The MPAA is set at £4,000, meaning you can pay in a maximum of £3,200 into a SIPP and your provider would top it up with basic-rate tax relief of £800. Note the MPAA will not be activated if you take only your 25% tax-free cash or if you buy an annuity.

Very high earners may also have a lower annual allowance as a result of the ‘taper’. The taper kicks in once you have ‘threshold income’ above £200,000 and ‘adjusted income’ above £240,000. Where both these income measures are breached, your annual allowance will be reduced by £1 for every £2 of adjusted income above £240,000, to a minimum of £4,000.

You can read more about the annual allowance taper here. 

In addition, the amount you can save in a pension each year is restricted to 100% of your relevant UK earnings. For example, someone with total employment income of £30,000 could only save £30,000 in a pension for that tax year.

Finally, there is a feature called ‘carry forward’ which can allow you to utilise unused allowances from the three previous tax years in the current tax year.

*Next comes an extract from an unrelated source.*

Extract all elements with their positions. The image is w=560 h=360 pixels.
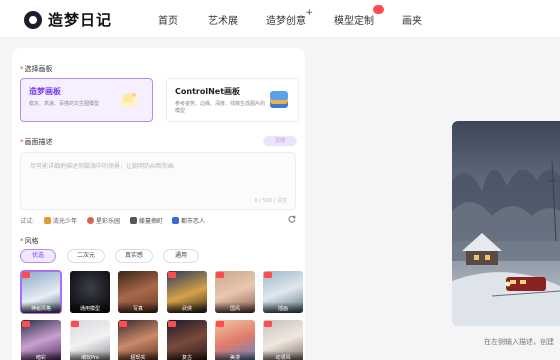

This means you could pay up to £160,000 into a SIPP in the current tax year (£40,000 in the current year plus three x £40,000 annual allowances from  previous years).

You must have been a member of a pension scheme previously to take advantage of carry forward and can still only pay up to 100% of your relevant UK earnings into a pension in any given tax year.

Those affected by the taper in any of the three previous tax years can only carry forward up to the tapered amount from those years, while those who have triggered the MPAA lose the ability to carry forward unused allowances.